Astute businesses recognize that outsourcing certain goods and services can save costs. However, recognizing the need to purchase externally is only half the battle. To optimize cost savings, the parties must craft key provisions of the outsourcing contract with particular care. While all terms of a contract are important, some merit special attention – those that outline how the parties will interact both in good times and bad.
Negotiating the Outsourcing Contract
Time spent upfront, at the time of negotiation and drafting, is time well spent. Doing so will ensure a good working relationship based on mutual benefit. In addition, thoughtful provisions help avoid conflict. If conflict becomes unavoidable, well-drafted provisions make for quicker, more acceptable resolutions to conflict.

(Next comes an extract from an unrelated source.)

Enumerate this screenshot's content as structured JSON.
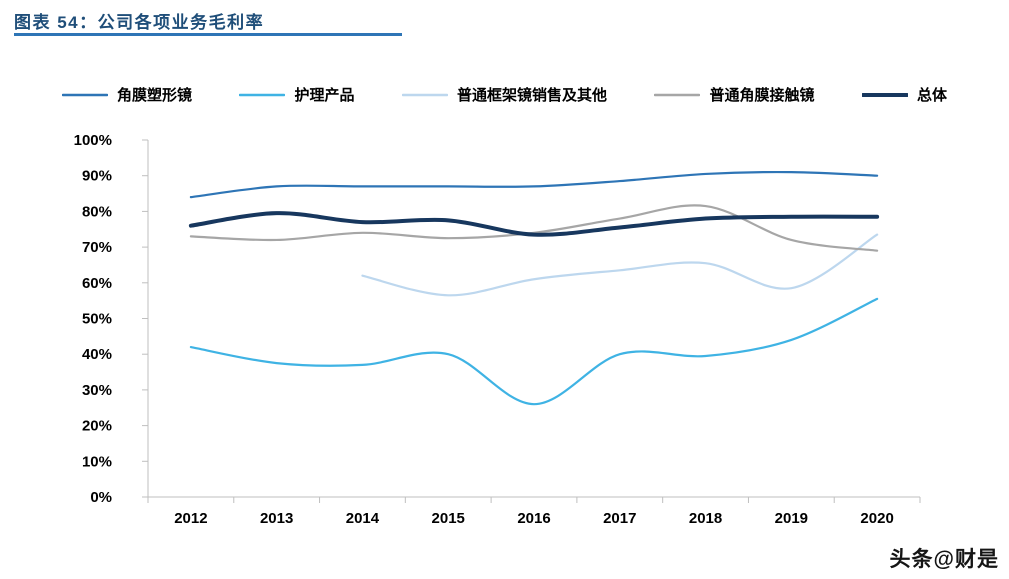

When entering into an outsourcing agreement, such as a master services agreement, the parties should pay particular attention to the following nine areas. The first six relate to building a mutually beneficial relationship, while the last three ensure that, should problems arise, they are resolved quickly and amicably.
Outline the Relationship
No. 1 Provide measureable outcomes. Carefully defining the duties and expectations of each party is one of the most important components of any outsourcing agreement. Rather than focusing on processes and tactics, consider focusing on measureable outcomes and deadlines. As a result, the provider will have the requisite flexibility and both parties will more likely achieve their ultimate objectives.
No. 2 Incentivize the parties. While pricing is a critical component of any agreement, the direct cost is less important than ensuring that each party is properly motivated to make the relationship work. Both parties benefit when the contract appropriately incentivizes the provider to meet objectives and sufficiently penalizes the provider for not doing so. One method that works well is pegging compensation to specific yard markers as the relationship progresses. Designing a provision in this way allows more predictable budgets and, at the same time, provides flexibility to build on past successes (or problems).
No. 3 Address data security. We all know the importance of data security, so no surprise that security provisions are an important component of any contract. Make sure the contract requires compliance with industry best practices, such as ISO 27001 and ISO 27002, PCI Data Security Standard or the Control Objectives for Information and related Technology (COBIT). The parties should also cover breach reporting requirements, auditing and penetration testing and cybersecurity insurance. A provider may be a more secure option when compared to managing complex systems internally, but only if the requisite security provisions are properly drafted and in place.
No. 4 Clarify IP ownership. Sometimes a provider assists a customer in IP creation; at other times, the provider simply develops infrastructure to allow the customer to develop IP. In either case, IP ownership is ripe for dispute. Clearly lay out who owns what at the outset to avoid costly disagreements concerning IP ownership.
No. 5 Formulate service levels. Service level agreements (SLAs) identify objective measures of performance. Their effectiveness hinges on how well they outline definition, applicability and scope. Carefully draft SLAs so that the customer-provider relationship builds upon a foundation of trust and mutual benefit.
No. 6 Provide governance and audit provisions. During the contract term, both parties need transparency and oversight. Further, the processes to achieve both must be workable. Poorly drafted provisions that create tension between the parties defeat the purpose.
Cover the Undesirable Outcome
No. 7 Address dispute resolutions. Despite care in drafting contracts, disputes are part of doing business. Because disagreements are inevitable, make sure to provide for efficient resolution. Clumsy provisions can cause unnecessary complications and costs. Pay close attention to terms that often give rise to issues:
- Venue restrictions limiting disputes to certain states and types of courts (state or federal). • Forum restrictions requiring binding arbitration or informal dispute resolution.
If and when problems do arise, the parties will benefit from their front-end, predispute planning, which will prevent problems from spiraling out of control. Parties should consider informal dispute resolution options because these may be more accessible to business owners and encourage a faster, more efficient resolution of issues before they escalate.
No. 8 Detail bankruptcy contingencies. Given the highly competitive outsourcing market, businesses should consider the possibility that a provider may file for bankruptcy. No doubt, a bankruptcy complicates a sourcing relationship and can muddy clarity in data ownership and accessibility, thus accenting the need for forethought. The customer does not want to negotiate with creditors over data ownership.
No. 9 Provide an exit. The outsourcing contract should provide the parties a graceful exit. Take care in drafting provisions related to contract term, termination charges, data portability and transition assistance – all are critically important. Both parties need a path forward.
Conclusion
Outsourcing certain goods and services is the new normal. Ideally, a well-drafted outsourcing contract allows businesses to focus on what they do best, drive efficiency and control costs. Time spent at the outset focusing on the nine provisions outlined will benefit businesses and providers alike.